In fact, according to Dr. Natalia Dmitrieva, lead author of the study and a researcher at the Cardiovascular Regenerative Medicine Laboratory at the National Heart, Lung, and Blood Institute (NHLBI), a division of the Institutes of Health The US National Institutes (NIH) explains: “Similar to reducing salt intake, drinking enough water and staying hydrated are ways to support our hearts and may help reduce long-term risk for heart disease. “, according to Eat This, Not That!
More than 6.2 million Americans have heart failure. Heart failure occurs when the heart stops pumping enough blood around the body.
This chronic condition is more common in people 65 years of age and older and drink water Keeping enough water is of the utmost importance to make sure everything runs smoothly, according to Science Daily.
Here’s how new research does it
Everyone’s body is different, but based on research, women should drink 6 to 8 glasses of water (about 240 ml each) a day, and 8 to 12 glasses of water a day for men.
Dr Dmitrieva and a team of researchers began with “preclinical studies” showing a link between myocardial stiffness (myocardial fibrosis) and dehydration, followed by an analysis of the data. existing of more than 15,000 people from 45 to 66 years old.
People in the data participated in a 2-year Atherosclerosis Risk in Communities (ARIC) study, along with a 25-year physical examination.
The most recent study was limited to observing individuals with normal hydration levels.
11,814 participants were not obese and they did not have heart failure or diabetes when the recent study began.
Among the adults observed, 1,366 (11.56% of them) eventually developed heart failure.
The team’s assessment of a possible link to hydration is measured by observed serum sodium levels, which increase as a person’s body becomes less hydrated.
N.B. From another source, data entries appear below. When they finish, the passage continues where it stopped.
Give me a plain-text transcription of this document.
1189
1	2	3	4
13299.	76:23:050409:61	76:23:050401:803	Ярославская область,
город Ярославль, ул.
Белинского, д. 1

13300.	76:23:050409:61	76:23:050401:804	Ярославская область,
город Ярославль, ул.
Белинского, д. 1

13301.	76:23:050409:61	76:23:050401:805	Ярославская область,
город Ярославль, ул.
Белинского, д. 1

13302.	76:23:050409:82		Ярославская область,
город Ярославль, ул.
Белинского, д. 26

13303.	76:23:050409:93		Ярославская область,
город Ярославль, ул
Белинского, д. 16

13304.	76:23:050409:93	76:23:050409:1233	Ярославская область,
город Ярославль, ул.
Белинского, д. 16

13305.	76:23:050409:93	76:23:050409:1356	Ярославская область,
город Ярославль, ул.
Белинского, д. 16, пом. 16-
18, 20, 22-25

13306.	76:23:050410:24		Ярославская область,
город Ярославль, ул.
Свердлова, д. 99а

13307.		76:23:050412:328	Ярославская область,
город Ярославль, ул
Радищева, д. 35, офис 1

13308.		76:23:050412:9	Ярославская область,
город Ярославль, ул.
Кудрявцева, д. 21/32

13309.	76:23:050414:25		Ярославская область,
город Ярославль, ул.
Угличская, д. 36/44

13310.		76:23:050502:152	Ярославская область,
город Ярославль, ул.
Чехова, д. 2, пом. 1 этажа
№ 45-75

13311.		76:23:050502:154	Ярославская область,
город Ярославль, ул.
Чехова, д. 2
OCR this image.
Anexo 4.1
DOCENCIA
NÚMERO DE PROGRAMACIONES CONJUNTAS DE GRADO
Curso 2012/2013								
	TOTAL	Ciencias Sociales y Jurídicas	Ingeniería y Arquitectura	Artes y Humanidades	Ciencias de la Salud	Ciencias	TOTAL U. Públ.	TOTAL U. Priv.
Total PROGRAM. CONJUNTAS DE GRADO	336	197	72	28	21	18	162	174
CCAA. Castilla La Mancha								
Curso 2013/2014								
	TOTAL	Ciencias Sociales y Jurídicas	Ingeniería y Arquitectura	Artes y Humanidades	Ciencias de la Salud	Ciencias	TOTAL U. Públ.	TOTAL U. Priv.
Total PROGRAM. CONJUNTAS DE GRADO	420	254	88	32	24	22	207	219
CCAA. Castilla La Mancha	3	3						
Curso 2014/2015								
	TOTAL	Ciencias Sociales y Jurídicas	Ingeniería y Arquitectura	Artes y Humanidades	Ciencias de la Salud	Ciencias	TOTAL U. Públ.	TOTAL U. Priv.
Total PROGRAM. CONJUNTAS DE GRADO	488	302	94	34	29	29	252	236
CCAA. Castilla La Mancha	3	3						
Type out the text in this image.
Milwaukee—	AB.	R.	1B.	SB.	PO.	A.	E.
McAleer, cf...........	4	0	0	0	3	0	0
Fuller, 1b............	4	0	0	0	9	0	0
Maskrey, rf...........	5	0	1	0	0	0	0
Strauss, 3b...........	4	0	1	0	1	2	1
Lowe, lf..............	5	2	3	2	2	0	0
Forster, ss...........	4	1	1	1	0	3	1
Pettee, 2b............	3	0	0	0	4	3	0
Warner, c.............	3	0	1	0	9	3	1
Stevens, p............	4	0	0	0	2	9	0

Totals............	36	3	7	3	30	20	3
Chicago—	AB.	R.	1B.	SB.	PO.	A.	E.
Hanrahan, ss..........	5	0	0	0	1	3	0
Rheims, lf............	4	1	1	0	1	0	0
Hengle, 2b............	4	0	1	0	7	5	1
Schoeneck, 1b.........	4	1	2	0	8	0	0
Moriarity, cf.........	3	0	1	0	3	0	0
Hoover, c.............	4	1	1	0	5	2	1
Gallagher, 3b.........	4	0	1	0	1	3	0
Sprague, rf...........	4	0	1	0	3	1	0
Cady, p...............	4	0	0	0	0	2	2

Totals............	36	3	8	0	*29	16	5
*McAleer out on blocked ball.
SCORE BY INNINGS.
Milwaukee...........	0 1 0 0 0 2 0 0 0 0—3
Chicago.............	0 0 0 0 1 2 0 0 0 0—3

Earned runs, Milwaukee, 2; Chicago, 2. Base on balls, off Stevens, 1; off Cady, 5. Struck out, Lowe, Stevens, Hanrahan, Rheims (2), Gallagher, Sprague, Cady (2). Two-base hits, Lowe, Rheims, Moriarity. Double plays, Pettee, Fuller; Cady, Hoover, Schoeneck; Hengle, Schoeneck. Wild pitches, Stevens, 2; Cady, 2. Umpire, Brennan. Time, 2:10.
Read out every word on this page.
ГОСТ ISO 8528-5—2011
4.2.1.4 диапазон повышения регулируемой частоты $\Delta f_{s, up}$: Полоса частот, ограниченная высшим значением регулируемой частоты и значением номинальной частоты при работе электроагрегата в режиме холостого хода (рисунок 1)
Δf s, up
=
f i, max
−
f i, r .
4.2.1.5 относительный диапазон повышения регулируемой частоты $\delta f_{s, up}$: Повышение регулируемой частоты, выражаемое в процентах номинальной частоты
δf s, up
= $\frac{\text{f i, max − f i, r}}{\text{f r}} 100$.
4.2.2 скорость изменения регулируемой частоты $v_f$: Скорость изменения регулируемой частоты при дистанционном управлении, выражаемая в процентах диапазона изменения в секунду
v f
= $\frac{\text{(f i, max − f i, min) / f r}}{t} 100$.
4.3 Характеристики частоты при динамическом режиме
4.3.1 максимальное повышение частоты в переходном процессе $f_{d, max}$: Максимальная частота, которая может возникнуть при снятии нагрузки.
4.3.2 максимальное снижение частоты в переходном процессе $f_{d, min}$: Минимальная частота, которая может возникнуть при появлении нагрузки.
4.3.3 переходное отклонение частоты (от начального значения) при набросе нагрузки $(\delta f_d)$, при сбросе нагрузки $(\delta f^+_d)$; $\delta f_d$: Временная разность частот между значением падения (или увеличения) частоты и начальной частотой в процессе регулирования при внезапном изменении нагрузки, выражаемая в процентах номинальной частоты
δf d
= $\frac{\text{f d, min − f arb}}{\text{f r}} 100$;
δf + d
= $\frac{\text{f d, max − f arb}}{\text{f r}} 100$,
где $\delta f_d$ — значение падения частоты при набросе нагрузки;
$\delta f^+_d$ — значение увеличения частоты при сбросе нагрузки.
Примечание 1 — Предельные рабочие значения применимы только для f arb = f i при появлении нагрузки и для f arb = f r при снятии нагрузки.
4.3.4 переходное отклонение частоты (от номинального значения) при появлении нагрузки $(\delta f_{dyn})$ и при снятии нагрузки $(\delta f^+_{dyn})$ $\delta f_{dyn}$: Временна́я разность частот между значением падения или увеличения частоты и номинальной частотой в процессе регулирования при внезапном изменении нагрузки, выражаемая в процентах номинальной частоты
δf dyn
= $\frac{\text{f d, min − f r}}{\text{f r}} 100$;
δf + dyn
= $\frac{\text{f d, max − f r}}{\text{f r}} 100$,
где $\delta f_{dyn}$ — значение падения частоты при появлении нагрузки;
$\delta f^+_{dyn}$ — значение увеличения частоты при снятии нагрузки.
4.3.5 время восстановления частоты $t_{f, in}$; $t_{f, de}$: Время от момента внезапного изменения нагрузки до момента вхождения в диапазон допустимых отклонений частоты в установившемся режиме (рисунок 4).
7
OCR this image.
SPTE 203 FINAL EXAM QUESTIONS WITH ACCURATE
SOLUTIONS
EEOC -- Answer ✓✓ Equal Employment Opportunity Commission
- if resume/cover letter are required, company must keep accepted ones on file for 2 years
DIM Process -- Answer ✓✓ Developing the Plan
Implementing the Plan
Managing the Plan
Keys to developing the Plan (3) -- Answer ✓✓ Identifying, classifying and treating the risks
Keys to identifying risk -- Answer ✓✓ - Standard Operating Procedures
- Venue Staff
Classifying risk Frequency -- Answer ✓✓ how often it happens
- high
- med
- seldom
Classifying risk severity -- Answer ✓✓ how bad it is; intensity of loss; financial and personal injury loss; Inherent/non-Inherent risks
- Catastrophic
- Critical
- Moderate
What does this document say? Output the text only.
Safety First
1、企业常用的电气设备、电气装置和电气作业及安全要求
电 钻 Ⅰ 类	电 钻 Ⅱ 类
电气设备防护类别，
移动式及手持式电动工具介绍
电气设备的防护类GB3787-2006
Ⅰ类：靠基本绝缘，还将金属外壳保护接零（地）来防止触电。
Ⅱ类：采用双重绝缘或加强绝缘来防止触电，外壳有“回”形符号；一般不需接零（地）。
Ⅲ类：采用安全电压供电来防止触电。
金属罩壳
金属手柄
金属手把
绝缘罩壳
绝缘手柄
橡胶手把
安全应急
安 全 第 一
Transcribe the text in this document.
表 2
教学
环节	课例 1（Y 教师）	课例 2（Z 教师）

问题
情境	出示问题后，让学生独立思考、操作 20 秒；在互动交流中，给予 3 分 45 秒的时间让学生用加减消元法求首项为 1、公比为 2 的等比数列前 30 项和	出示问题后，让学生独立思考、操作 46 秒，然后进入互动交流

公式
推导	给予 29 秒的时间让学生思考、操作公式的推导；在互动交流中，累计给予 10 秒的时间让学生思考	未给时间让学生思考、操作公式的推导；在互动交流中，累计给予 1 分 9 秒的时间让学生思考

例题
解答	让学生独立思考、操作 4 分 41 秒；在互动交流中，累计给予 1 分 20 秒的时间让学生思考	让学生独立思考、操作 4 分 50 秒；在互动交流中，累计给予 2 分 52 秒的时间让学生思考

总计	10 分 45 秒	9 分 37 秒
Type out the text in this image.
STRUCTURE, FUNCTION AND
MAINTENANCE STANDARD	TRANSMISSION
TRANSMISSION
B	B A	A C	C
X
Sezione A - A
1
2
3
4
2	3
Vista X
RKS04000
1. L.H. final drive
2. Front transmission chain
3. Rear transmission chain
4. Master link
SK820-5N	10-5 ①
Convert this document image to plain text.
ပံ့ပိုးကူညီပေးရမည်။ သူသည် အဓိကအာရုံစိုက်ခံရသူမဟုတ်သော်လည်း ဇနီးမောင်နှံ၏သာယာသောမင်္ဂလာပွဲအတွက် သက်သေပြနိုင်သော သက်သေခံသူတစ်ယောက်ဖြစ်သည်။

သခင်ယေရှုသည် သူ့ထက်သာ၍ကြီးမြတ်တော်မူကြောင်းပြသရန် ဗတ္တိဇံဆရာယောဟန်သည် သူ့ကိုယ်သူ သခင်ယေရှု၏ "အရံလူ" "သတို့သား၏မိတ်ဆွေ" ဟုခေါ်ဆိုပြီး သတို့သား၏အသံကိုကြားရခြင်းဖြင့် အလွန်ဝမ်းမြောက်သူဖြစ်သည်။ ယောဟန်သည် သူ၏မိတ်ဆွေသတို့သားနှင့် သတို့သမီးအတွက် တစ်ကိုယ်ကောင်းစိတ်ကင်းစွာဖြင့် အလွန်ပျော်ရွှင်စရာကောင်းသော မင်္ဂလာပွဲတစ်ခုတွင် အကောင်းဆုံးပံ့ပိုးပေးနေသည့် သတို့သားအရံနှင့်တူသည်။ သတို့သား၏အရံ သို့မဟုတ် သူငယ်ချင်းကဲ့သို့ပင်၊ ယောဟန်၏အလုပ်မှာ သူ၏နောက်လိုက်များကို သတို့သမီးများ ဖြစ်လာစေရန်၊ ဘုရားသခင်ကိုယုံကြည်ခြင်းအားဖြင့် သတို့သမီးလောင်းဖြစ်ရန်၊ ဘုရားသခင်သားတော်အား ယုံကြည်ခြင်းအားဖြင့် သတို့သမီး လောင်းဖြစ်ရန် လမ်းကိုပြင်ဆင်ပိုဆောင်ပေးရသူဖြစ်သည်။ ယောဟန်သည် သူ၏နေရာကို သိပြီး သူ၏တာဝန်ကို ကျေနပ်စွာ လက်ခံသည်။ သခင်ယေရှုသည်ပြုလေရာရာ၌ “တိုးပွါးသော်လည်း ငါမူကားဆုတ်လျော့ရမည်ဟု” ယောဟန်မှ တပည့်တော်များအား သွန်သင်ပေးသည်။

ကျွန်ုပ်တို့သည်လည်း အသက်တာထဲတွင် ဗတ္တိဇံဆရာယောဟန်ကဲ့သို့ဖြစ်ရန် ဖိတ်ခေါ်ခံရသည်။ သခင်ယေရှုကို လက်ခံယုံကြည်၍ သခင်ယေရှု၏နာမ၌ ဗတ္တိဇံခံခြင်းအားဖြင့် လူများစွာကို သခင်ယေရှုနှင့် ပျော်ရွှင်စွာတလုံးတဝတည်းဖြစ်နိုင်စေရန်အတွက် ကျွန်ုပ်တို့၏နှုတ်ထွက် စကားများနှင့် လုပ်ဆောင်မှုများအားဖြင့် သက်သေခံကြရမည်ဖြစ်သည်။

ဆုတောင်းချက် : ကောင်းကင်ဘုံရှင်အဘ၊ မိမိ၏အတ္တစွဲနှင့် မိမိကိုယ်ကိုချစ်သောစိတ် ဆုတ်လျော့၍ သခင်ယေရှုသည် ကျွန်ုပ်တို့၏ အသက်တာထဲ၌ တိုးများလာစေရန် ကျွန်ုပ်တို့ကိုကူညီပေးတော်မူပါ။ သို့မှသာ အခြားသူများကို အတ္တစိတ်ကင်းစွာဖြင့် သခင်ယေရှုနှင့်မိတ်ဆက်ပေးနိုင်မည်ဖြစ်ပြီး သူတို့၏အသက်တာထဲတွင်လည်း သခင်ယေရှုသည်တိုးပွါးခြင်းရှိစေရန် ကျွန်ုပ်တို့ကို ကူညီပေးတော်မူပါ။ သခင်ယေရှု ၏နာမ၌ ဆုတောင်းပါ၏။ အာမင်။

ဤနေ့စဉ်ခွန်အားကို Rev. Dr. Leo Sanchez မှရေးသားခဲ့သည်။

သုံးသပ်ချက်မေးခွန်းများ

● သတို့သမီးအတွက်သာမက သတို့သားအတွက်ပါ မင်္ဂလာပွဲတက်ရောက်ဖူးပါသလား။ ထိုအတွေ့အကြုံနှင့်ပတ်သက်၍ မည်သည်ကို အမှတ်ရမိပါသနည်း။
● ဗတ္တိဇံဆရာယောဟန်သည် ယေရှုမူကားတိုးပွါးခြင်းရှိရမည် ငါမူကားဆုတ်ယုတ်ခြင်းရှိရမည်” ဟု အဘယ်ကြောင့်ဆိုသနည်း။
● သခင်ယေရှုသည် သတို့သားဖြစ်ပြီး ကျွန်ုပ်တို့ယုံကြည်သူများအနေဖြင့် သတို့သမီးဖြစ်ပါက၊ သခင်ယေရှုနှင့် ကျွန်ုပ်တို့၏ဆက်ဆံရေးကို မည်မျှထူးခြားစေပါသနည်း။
Eat This, Not That!
This was instrumental in detecting the participants’ higher risk of heart failure.
It also helped researchers find that older participants were at higher risk for left ventricular hypertrophy (i.e., enlargement of the heart).
Middle-aged people with sodium levels higher than 142 have an increased risk of heart failure
Research shows that middle-aged people with sodium levels higher than 142 have risk of heart failure when they get old.
The study also determined that staying hydrated can prevent a chain of events that can lead to heart failure.
Dr Manfred Boehm, leader of the Cardiovascular Regenerative Medicine Laboratory explains: “Serum sodium and fluid intake can be easily assessed during clinical exams and help physicians identify patients. It can be beneficial to learn about ways to stay hydrated.”
This is the amount of water you should drink every day
Everyone’s body is different, but based on research, women should drink 6 to 8 glasses of water (about 240 ml each) a day, and 8 to 12 glasses of water a day for men, according to the CDC. Eat This, Not That!
Staying hydrated is essential to prevent heart failure.